We talked a lot about my marriage and about my father-in-law. He was very surprised that my father-in-law had not been more supportive of both me and my marriage. He was also very surprised that my father-in-law did not work more closely with my husband. He said in Yemen, when a father is successful, it makes him proud to bring his son up in that same tradition.
I remember the same thing from my former father-in-law. Although he was not wealthy, he did own quite a bit of land. He was so proud of the fact that some day he would give all of that to his sons. (Women receive their inheritance when they marry as a way of insuring their financial control within the marriage. The money is theirs to keep. If the marriage goes south, they are not stuck.)
When I was leaving, my friend showed me the new library at the school, which he was very proud of. I noticed a women's studies section and in particular a book about Islamic Feminism, which I also have at home. I told him that we need to make sure that the girls graduate as Muslim feminists! Then I stopped myself, and we both agreed that Islam is a feminist religion that empowers women. I don't think very many people think of Islam in that way, but at it's root, that is what Islam set out to do. In many ways, that is what Islam has done for me.
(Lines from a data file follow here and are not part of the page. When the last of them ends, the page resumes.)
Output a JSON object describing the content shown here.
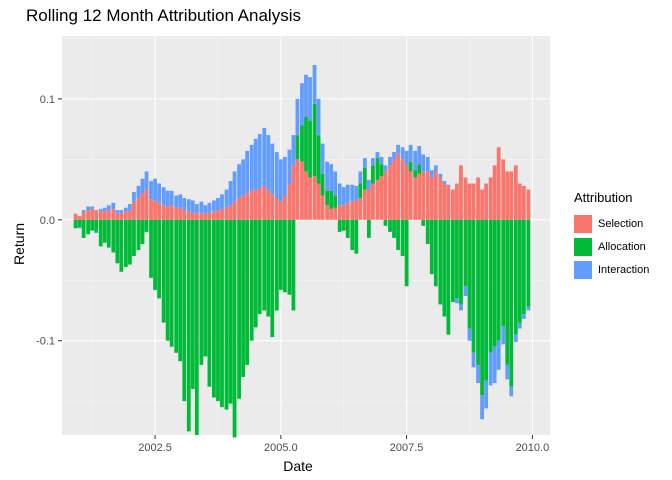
{
  "chart_data": {
    "type": "bar",
    "stacked": true,
    "title": "Rolling 12 Month Attribution Analysis",
    "xlabel": "Date",
    "ylabel": "Return",
    "xlim": [
      2000.65,
      2010.35
    ],
    "ylim": [
      -0.178,
      0.152
    ],
    "x_ticks": [
      2002.5,
      2005.0,
      2007.5,
      2010.0
    ],
    "x_tick_labels": [
      "2002.5",
      "2005.0",
      "2007.5",
      "2010.0"
    ],
    "y_ticks": [
      0.1,
      0.0,
      -0.1
    ],
    "y_tick_labels": [
      "0.1",
      "0.0",
      "-0.1"
    ],
    "grid": true,
    "legend": {
      "title": "Attribution",
      "position": "right"
    },
    "bar_width": 0.075,
    "dates": [
      2000.92,
      2001.0,
      2001.08,
      2001.17,
      2001.25,
      2001.33,
      2001.42,
      2001.5,
      2001.58,
      2001.67,
      2001.75,
      2001.83,
      2001.92,
      2002.0,
      2002.08,
      2002.17,
      2002.25,
      2002.33,
      2002.42,
      2002.5,
      2002.58,
      2002.67,
      2002.75,
      2002.83,
      2002.92,
      2003.0,
      2003.08,
      2003.17,
      2003.25,
      2003.33,
      2003.42,
      2003.5,
      2003.58,
      2003.67,
      2003.75,
      2003.83,
      2003.92,
      2004.0,
      2004.08,
      2004.17,
      2004.25,
      2004.33,
      2004.42,
      2004.5,
      2004.58,
      2004.67,
      2004.75,
      2004.83,
      2004.92,
      2005.0,
      2005.08,
      2005.17,
      2005.25,
      2005.33,
      2005.42,
      2005.5,
      2005.58,
      2005.67,
      2005.75,
      2005.83,
      2005.92,
      2006.0,
      2006.08,
      2006.17,
      2006.25,
      2006.33,
      2006.42,
      2006.5,
      2006.58,
      2006.67,
      2006.75,
      2006.83,
      2006.92,
      2007.0,
      2007.08,
      2007.17,
      2007.25,
      2007.33,
      2007.42,
      2007.5,
      2007.58,
      2007.67,
      2007.75,
      2007.83,
      2007.92,
      2008.0,
      2008.08,
      2008.17,
      2008.25,
      2008.33,
      2008.42,
      2008.5,
      2008.58,
      2008.67,
      2008.75,
      2008.83,
      2008.92,
      2009.0,
      2009.08,
      2009.17,
      2009.25,
      2009.33,
      2009.42,
      2009.5,
      2009.58,
      2009.67,
      2009.75,
      2009.83,
      2009.92
    ],
    "series": [
      {
        "name": "Selection",
        "color": "#F8766D",
        "values": [
          0.005,
          0.003,
          0.006,
          0.008,
          0.009,
          0.008,
          0.007,
          0.007,
          0.008,
          0.009,
          0.005,
          0.006,
          0.007,
          0.008,
          0.015,
          0.018,
          0.022,
          0.025,
          0.017,
          0.016,
          0.014,
          0.012,
          0.011,
          0.012,
          0.01,
          0.01,
          0.008,
          0.007,
          0.006,
          0.005,
          0.006,
          0.005,
          0.006,
          0.007,
          0.008,
          0.009,
          0.01,
          0.012,
          0.015,
          0.018,
          0.02,
          0.022,
          0.024,
          0.025,
          0.026,
          0.028,
          0.024,
          0.021,
          0.018,
          0.015,
          0.02,
          0.03,
          0.045,
          0.05,
          0.048,
          0.04,
          0.035,
          0.036,
          0.03,
          0.02,
          0.012,
          0.009,
          0.01,
          0.012,
          0.012,
          0.014,
          0.015,
          0.016,
          0.018,
          0.025,
          0.025,
          0.03,
          0.033,
          0.036,
          0.04,
          0.045,
          0.05,
          0.055,
          0.05,
          0.045,
          0.04,
          0.035,
          0.038,
          0.04,
          0.04,
          0.035,
          0.04,
          0.035,
          0.03,
          0.028,
          0.025,
          0.03,
          0.045,
          0.035,
          0.03,
          0.03,
          0.035,
          0.025,
          0.03,
          0.035,
          0.045,
          0.06,
          0.05,
          0.04,
          0.04,
          0.045,
          0.03,
          0.028,
          0.025
        ]
      },
      {
        "name": "Allocation",
        "color": "#00BA38",
        "values": [
          -0.007,
          -0.006,
          -0.015,
          -0.012,
          -0.009,
          -0.01,
          -0.022,
          -0.019,
          -0.023,
          -0.027,
          -0.036,
          -0.043,
          -0.039,
          -0.037,
          -0.03,
          -0.025,
          -0.02,
          -0.01,
          -0.048,
          -0.058,
          -0.065,
          -0.085,
          -0.1,
          -0.105,
          -0.11,
          -0.117,
          -0.15,
          -0.175,
          -0.14,
          -0.178,
          -0.12,
          -0.113,
          -0.138,
          -0.147,
          -0.15,
          -0.155,
          -0.157,
          -0.152,
          -0.18,
          -0.148,
          -0.13,
          -0.12,
          -0.1,
          -0.089,
          -0.078,
          -0.075,
          -0.08,
          -0.097,
          -0.075,
          -0.058,
          -0.06,
          -0.062,
          -0.075,
          0.02,
          0.03,
          0.045,
          0.047,
          0.06,
          0.04,
          0.018,
          0.012,
          0.015,
          0.01,
          -0.01,
          -0.009,
          -0.015,
          -0.025,
          -0.028,
          0.012,
          0.018,
          -0.015,
          0.015,
          0.018,
          0.01,
          -0.005,
          -0.01,
          -0.015,
          -0.025,
          -0.03,
          -0.055,
          0.008,
          0.006,
          0.008,
          -0.005,
          -0.02,
          -0.045,
          -0.055,
          -0.07,
          -0.08,
          -0.095,
          -0.068,
          -0.065,
          -0.07,
          -0.055,
          -0.09,
          -0.11,
          -0.12,
          -0.145,
          -0.133,
          -0.11,
          -0.105,
          -0.1,
          -0.088,
          -0.12,
          -0.138,
          -0.095,
          -0.085,
          -0.078,
          -0.072
        ]
      },
      {
        "name": "Interaction",
        "color": "#619CFF",
        "values": [
          0.0,
          -0.001,
          0.002,
          0.003,
          0.002,
          -0.001,
          0.002,
          0.003,
          0.004,
          0.005,
          0.003,
          0.002,
          0.003,
          0.005,
          0.008,
          0.01,
          0.012,
          0.015,
          0.015,
          0.018,
          0.016,
          0.015,
          0.013,
          0.012,
          0.01,
          0.011,
          0.01,
          0.01,
          0.01,
          0.008,
          0.009,
          0.007,
          0.008,
          0.009,
          0.01,
          0.012,
          0.015,
          0.02,
          0.025,
          0.028,
          0.03,
          0.035,
          0.038,
          0.042,
          0.045,
          0.048,
          0.046,
          0.042,
          0.038,
          0.035,
          0.032,
          0.028,
          0.025,
          0.03,
          0.035,
          0.035,
          0.036,
          0.032,
          0.03,
          0.025,
          0.024,
          0.022,
          0.02,
          0.018,
          0.015,
          0.015,
          0.014,
          0.012,
          0.01,
          0.008,
          0.008,
          0.006,
          0.005,
          0.006,
          0.005,
          0.007,
          0.006,
          0.007,
          0.01,
          0.012,
          0.014,
          0.016,
          0.015,
          0.014,
          0.012,
          0.006,
          0.005,
          0.003,
          0.002,
          0.001,
          0.0,
          -0.004,
          -0.005,
          -0.008,
          -0.01,
          -0.012,
          -0.015,
          -0.02,
          -0.023,
          -0.027,
          -0.03,
          -0.024,
          -0.015,
          -0.012,
          -0.008,
          -0.006,
          -0.005,
          -0.004,
          -0.003
        ]
      }
    ]
  }
}
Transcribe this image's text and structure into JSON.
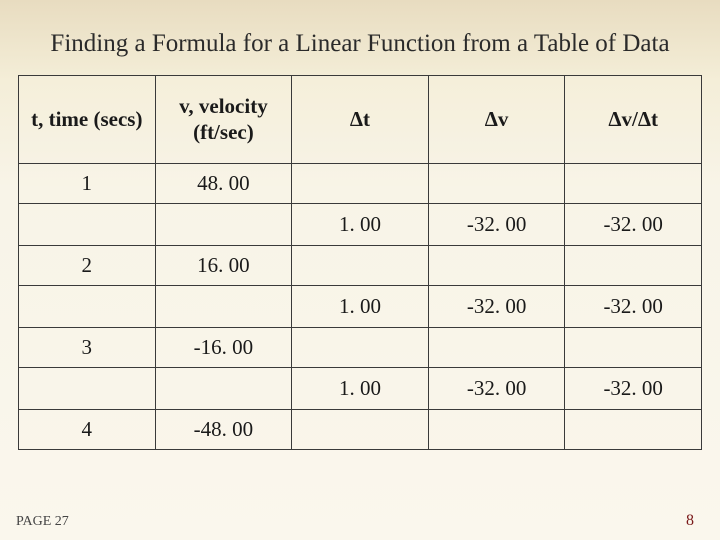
{
  "title": "Finding a Formula for a Linear Function from a Table of Data",
  "page_ref": "PAGE 27",
  "slide_number": "8",
  "table": {
    "columns": [
      {
        "label": "t, time (secs)"
      },
      {
        "label": "v, velocity (ft/sec)"
      },
      {
        "label": "Δt"
      },
      {
        "label": "Δv"
      },
      {
        "label": "Δv/Δt"
      }
    ],
    "rows": [
      {
        "type": "data",
        "cells": [
          "1",
          "48. 00",
          "",
          "",
          ""
        ]
      },
      {
        "type": "delta",
        "cells": [
          "",
          "",
          "1. 00",
          "-32. 00",
          "-32. 00"
        ]
      },
      {
        "type": "data",
        "cells": [
          "2",
          "16. 00",
          "",
          "",
          ""
        ]
      },
      {
        "type": "delta",
        "cells": [
          "",
          "",
          "1. 00",
          "-32. 00",
          "-32. 00"
        ]
      },
      {
        "type": "data",
        "cells": [
          "3",
          "-16. 00",
          "",
          "",
          ""
        ]
      },
      {
        "type": "delta",
        "cells": [
          "",
          "",
          "1. 00",
          "-32. 00",
          "-32. 00"
        ]
      },
      {
        "type": "data",
        "cells": [
          "4",
          "-48. 00",
          "",
          "",
          ""
        ]
      }
    ],
    "colors": {
      "border": "#3a3a3a",
      "text": "#1a1a1a",
      "accent": "#7a1a1a",
      "bg_gradient_top": "#e8dcc0",
      "bg_gradient_bottom": "#faf7ed"
    },
    "fonts": {
      "title_size_pt": 25,
      "cell_size_pt": 21,
      "family": "Georgia, serif"
    }
  }
}
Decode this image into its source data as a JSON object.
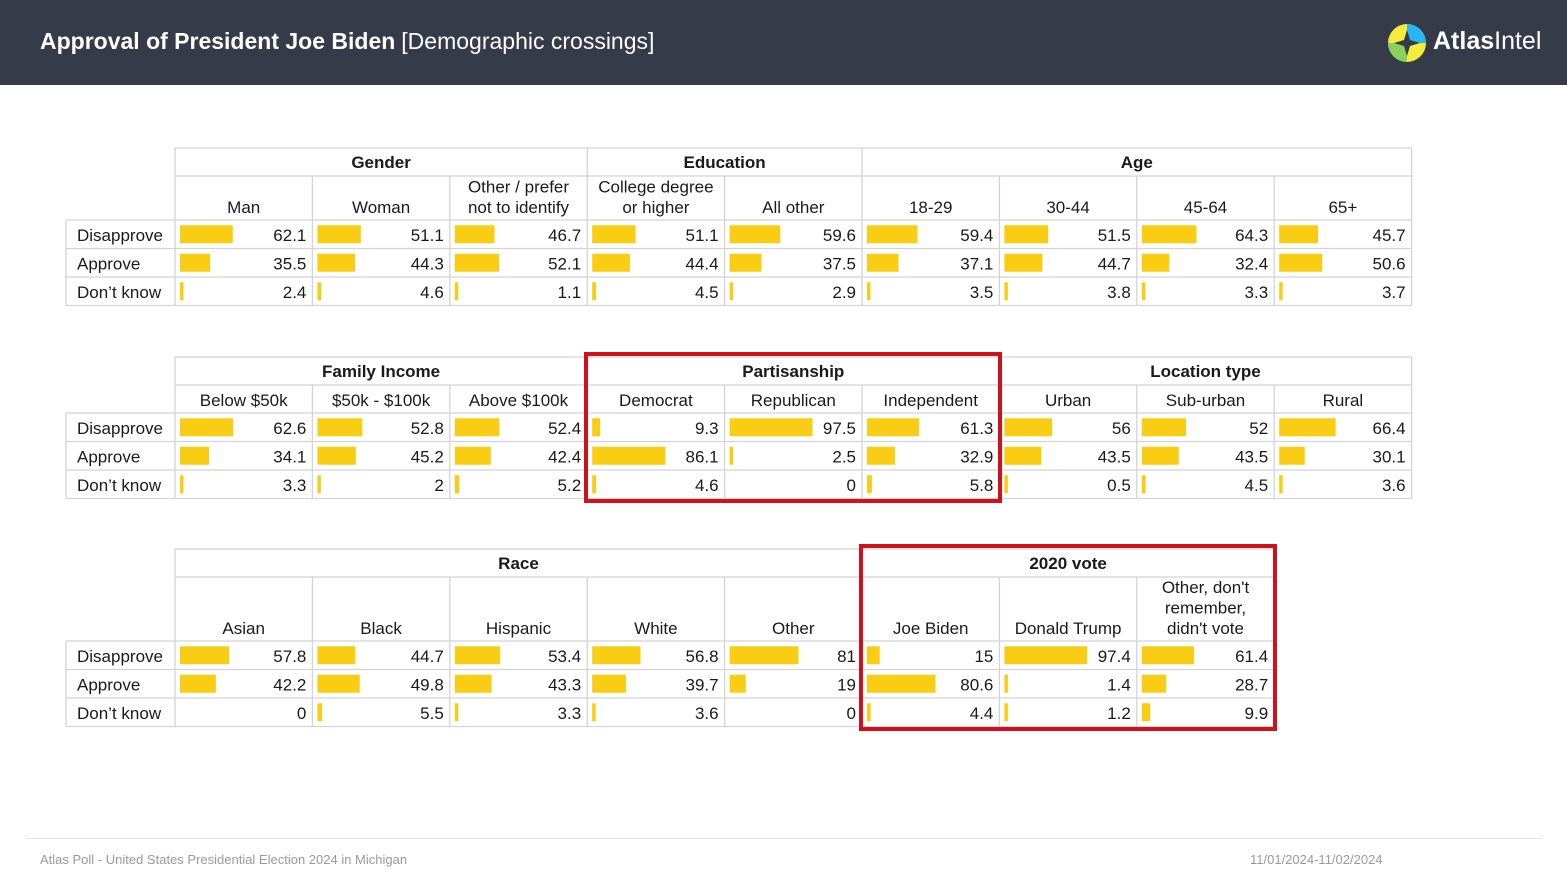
{
  "header": {
    "title": "Approval of President Joe Biden",
    "subtitle": "[Demographic crossings]",
    "brand_bold": "Atlas",
    "brand_light": "Intel",
    "bg_color": "#353b48"
  },
  "footer": {
    "left": "Atlas Poll - United States Presidential Election 2024 in Michigan",
    "right": "11/01/2024-11/02/2024"
  },
  "colors": {
    "bar": "#f9cd14",
    "highlight": "#d0101b",
    "grid": "#d4d4d4"
  },
  "chart_data": [
    {
      "type": "table",
      "rows": [
        "Disapprove",
        "Approve",
        "Don’t know"
      ],
      "groups": [
        {
          "name": "Gender",
          "columns": [
            {
              "label": [
                "Man"
              ],
              "values": [
                62.1,
                35.5,
                2.4
              ]
            },
            {
              "label": [
                "Woman"
              ],
              "values": [
                51.1,
                44.3,
                4.6
              ]
            },
            {
              "label": [
                "Other / prefer",
                "not to identify"
              ],
              "values": [
                46.7,
                52.1,
                1.1
              ]
            }
          ]
        },
        {
          "name": "Education",
          "columns": [
            {
              "label": [
                "College degree",
                "or higher"
              ],
              "values": [
                51.1,
                44.4,
                4.5
              ]
            },
            {
              "label": [
                "All other"
              ],
              "values": [
                59.6,
                37.5,
                2.9
              ]
            }
          ]
        },
        {
          "name": "Age",
          "columns": [
            {
              "label": [
                "18-29"
              ],
              "values": [
                59.4,
                37.1,
                3.5
              ]
            },
            {
              "label": [
                "30-44"
              ],
              "values": [
                51.5,
                44.7,
                3.8
              ]
            },
            {
              "label": [
                "45-64"
              ],
              "values": [
                64.3,
                32.4,
                3.3
              ]
            },
            {
              "label": [
                "65+"
              ],
              "values": [
                45.7,
                50.6,
                3.7
              ]
            }
          ]
        }
      ]
    },
    {
      "type": "table",
      "rows": [
        "Disapprove",
        "Approve",
        "Don’t know"
      ],
      "groups": [
        {
          "name": "Family Income",
          "columns": [
            {
              "label": [
                "Below $50k"
              ],
              "values": [
                62.6,
                34.1,
                3.3
              ]
            },
            {
              "label": [
                "$50k - $100k"
              ],
              "values": [
                52.8,
                45.2,
                2
              ]
            },
            {
              "label": [
                "Above $100k"
              ],
              "values": [
                52.4,
                42.4,
                5.2
              ]
            }
          ]
        },
        {
          "name": "Partisanship",
          "highlight": true,
          "columns": [
            {
              "label": [
                "Democrat"
              ],
              "values": [
                9.3,
                86.1,
                4.6
              ]
            },
            {
              "label": [
                "Republican"
              ],
              "values": [
                97.5,
                2.5,
                0
              ]
            },
            {
              "label": [
                "Independent"
              ],
              "values": [
                61.3,
                32.9,
                5.8
              ]
            }
          ]
        },
        {
          "name": "Location type",
          "columns": [
            {
              "label": [
                "Urban"
              ],
              "values": [
                56,
                43.5,
                0.5
              ]
            },
            {
              "label": [
                "Sub-urban"
              ],
              "values": [
                52,
                43.5,
                4.5
              ]
            },
            {
              "label": [
                "Rural"
              ],
              "values": [
                66.4,
                30.1,
                3.6
              ]
            }
          ]
        }
      ]
    },
    {
      "type": "table",
      "rows": [
        "Disapprove",
        "Approve",
        "Don’t know"
      ],
      "groups": [
        {
          "name": "Race",
          "columns": [
            {
              "label": [
                "Asian"
              ],
              "values": [
                57.8,
                42.2,
                0
              ]
            },
            {
              "label": [
                "Black"
              ],
              "values": [
                44.7,
                49.8,
                5.5
              ]
            },
            {
              "label": [
                "Hispanic"
              ],
              "values": [
                53.4,
                43.3,
                3.3
              ]
            },
            {
              "label": [
                "White"
              ],
              "values": [
                56.8,
                39.7,
                3.6
              ]
            },
            {
              "label": [
                "Other"
              ],
              "values": [
                81,
                19,
                0
              ]
            }
          ]
        },
        {
          "name": "2020 vote",
          "highlight": true,
          "columns": [
            {
              "label": [
                "Joe Biden"
              ],
              "values": [
                15,
                80.6,
                4.4
              ]
            },
            {
              "label": [
                "Donald Trump"
              ],
              "values": [
                97.4,
                1.4,
                1.2
              ]
            },
            {
              "label": [
                "Other, don't",
                "remember,",
                "didn't vote"
              ],
              "values": [
                61.4,
                28.7,
                9.9
              ]
            }
          ]
        }
      ]
    }
  ]
}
Islam empowered me in a way that no other religion has. And, in going back to work, no other segment of my client base has been more supportive of me than my Muslim base.
I also was reflecting with my husband that it is so interesting that people stereotype Arab and Muslim men as holding back strong women, but my American father-in-law seems to have the problem with me, whereas my Arab and Muslim brothers seem to be very proud of my strength. My previous father-in-law is so proud of me. And yet all I feel from my current father-in-law is disgust.